Scarcely tolerant was the eye she kept on these French habitants her kinsfolks. She was princess; they were merely inferior white stock from whom her mother had sprung.
In personal appointments she was exquisite compared with the French women of the cabin. Her rich and glowing cheeks, her small dark ears and throat and hands, had reached a state of polish through unusual care. Her raiment appeared to be culled from the best fashions of both races. She wore the soft Indian moccasin, stitched with feather-work, and the woolen French stocking. All beaver skins in New France nominally belonged to the government; but this half-breed girl wore a pliant slim gown, chestnut-colored and silky, of beaver skin, reaching nearly to her ankles. It was girdled around the waist and collared around the top by bands of white wampum glittering like scales. A small light blanket of wool dyed a very dull red was twisted around her and hung over one arm.
A bud of a woman though still a child, full of the gentle dignity of the Hurons, who of all the great tribes along the St. Lawrence had lent themselves most kindly to Christian teaching, and undulled by her French peasant blood, Massawippa was comforting to eyes wearied by oily dark faces.
Dollier de Casson, gentleman and soldier before he became priest, always treated her with the deference she was inclined to exact as due her station.
Most Canadian half-breeds were the children of French fathers who had turned coureurs de bois and of Indian women briefly espoused by them. But the Huron chief had wedded Massawippa’s mother by priest and Latin service. The inmates of Pierre’s house regarded this girl as a misfortune that held them in awe. Her patent of nobility was dirt to them, yet by virtue of it she trod on air above their heads; and she was always so strangely clean and strangely handsome, this high young dame of the woods.

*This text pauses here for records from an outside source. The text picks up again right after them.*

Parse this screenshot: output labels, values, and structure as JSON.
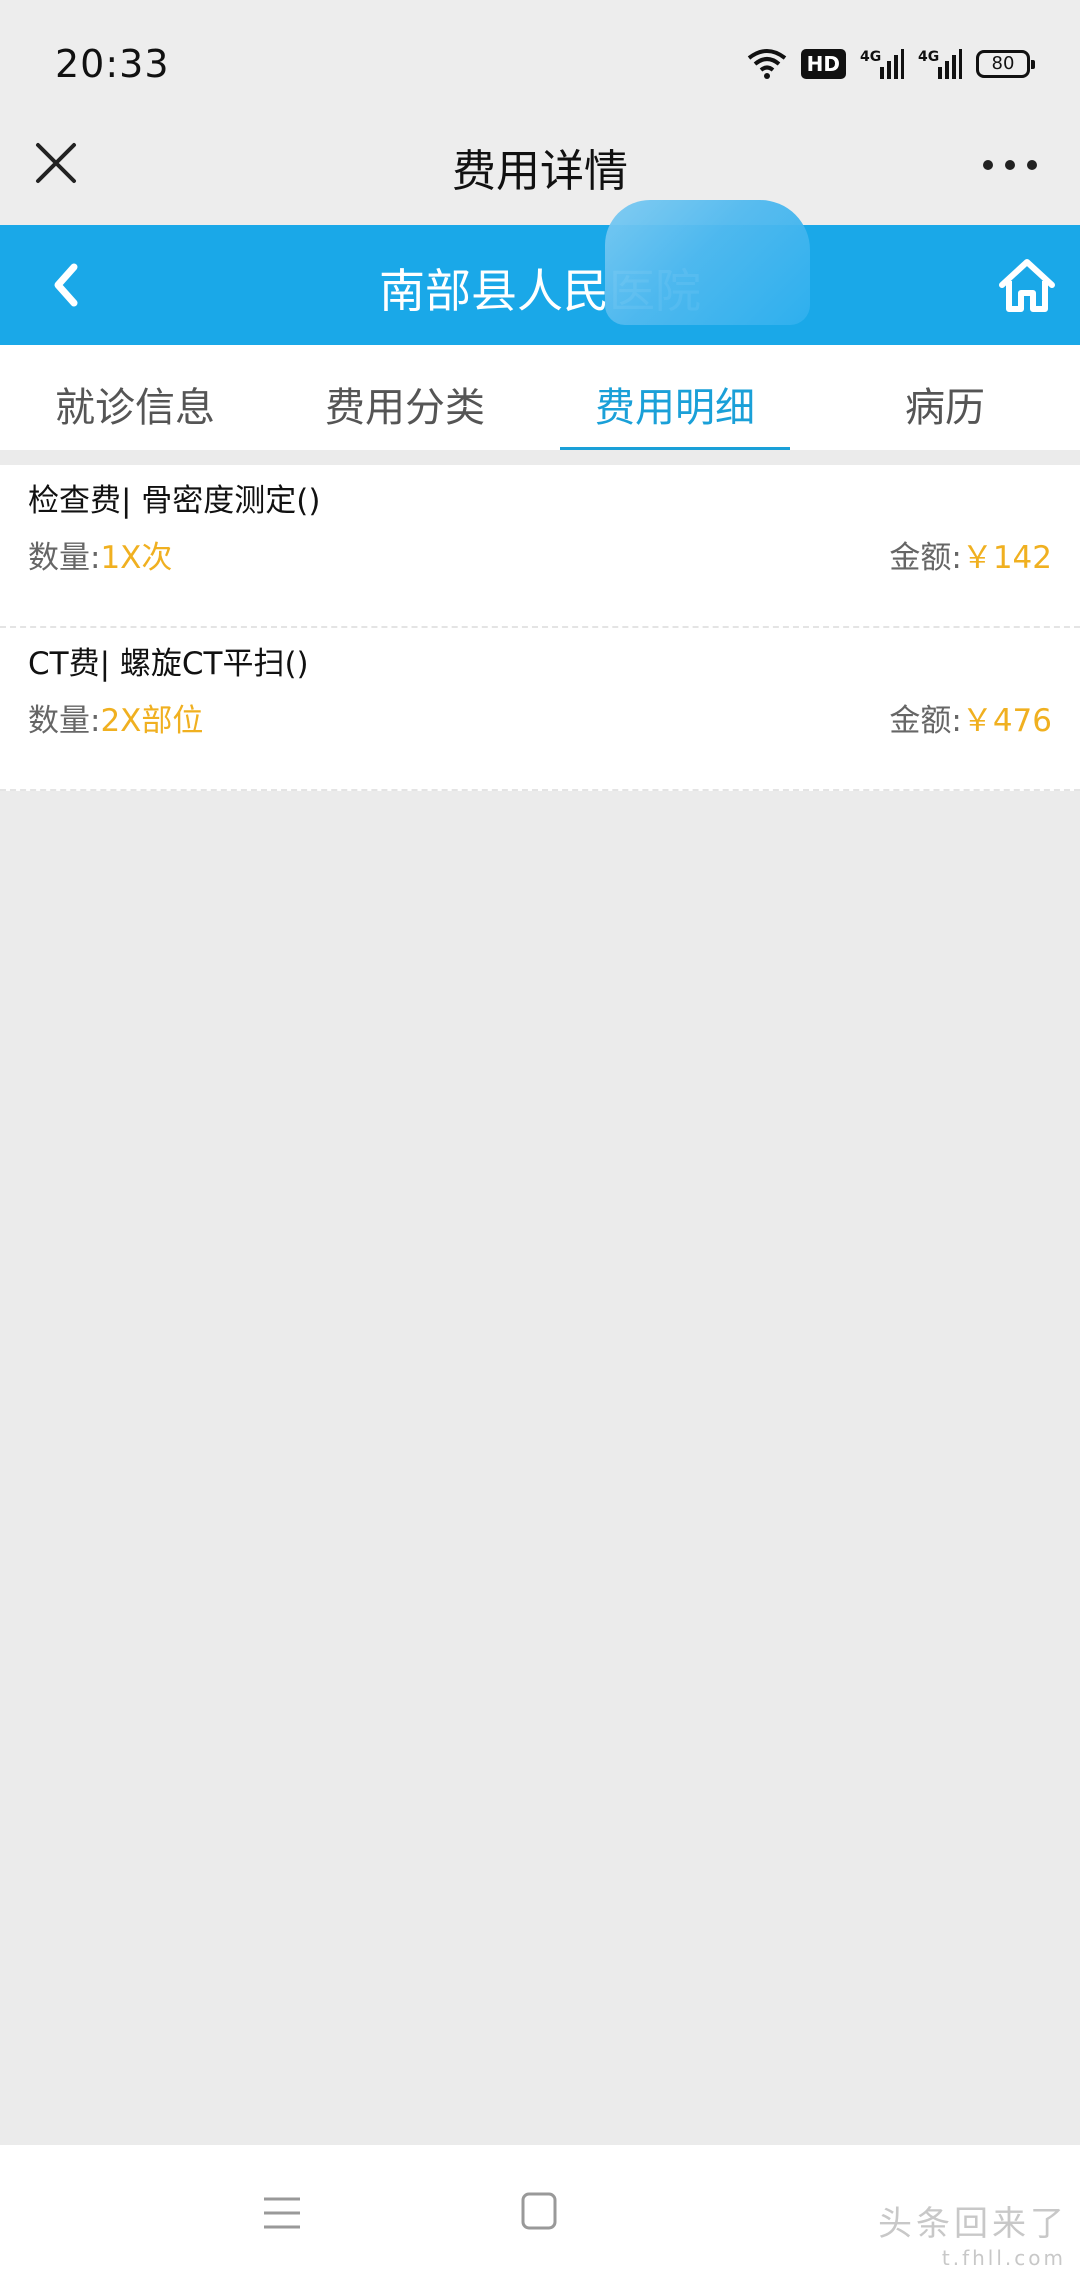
{
  "status_bar": {
    "time": "20:33",
    "hd_label": "HD",
    "battery": "80"
  },
  "title_bar": {
    "title": "费用详情"
  },
  "header": {
    "hospital": "南部县人民医院",
    "color": "#1aa8e8"
  },
  "tabs": [
    {
      "label": "就诊信息",
      "active": false
    },
    {
      "label": "费用分类",
      "active": false
    },
    {
      "label": "费用明细",
      "active": true
    },
    {
      "label": "病历",
      "active": false
    }
  ],
  "items": [
    {
      "name": "检查费| 骨密度测定()",
      "qty_label": "数量:",
      "qty_value": "1X次",
      "amount_label": "金额:",
      "amount_value": "￥142"
    },
    {
      "name": "CT费| 螺旋CT平扫()",
      "qty_label": "数量:",
      "qty_value": "2X部位",
      "amount_label": "金额:",
      "amount_value": "￥476"
    }
  ],
  "watermark": {
    "text": "头条回来了",
    "url": "t.fhll.com"
  },
  "colors": {
    "accent": "#1aa0d8",
    "value": "#f0b020"
  }
}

Pierre’s new wife, the corners of her mouth settling, regarded Massawippa with disfavor. The families in that côte knew well at whose door Jean Ba’ti’s widow laid the defection of her son.
One of Pierre’s little boys, creeping sidewise towards Massawippa, leaned against the door and looked up, courting her smile. He was very dirty, his cheeks new sodden with pork-fat being the most acceptable points of his surface. She did not encourage his advances, but met his look sedately.
“Thou know’st not what I know, Massawippa,” said he. “Thou know’st not who’s married.”
She remained silent, pride magnifying the natural indifference of her time of life to such news.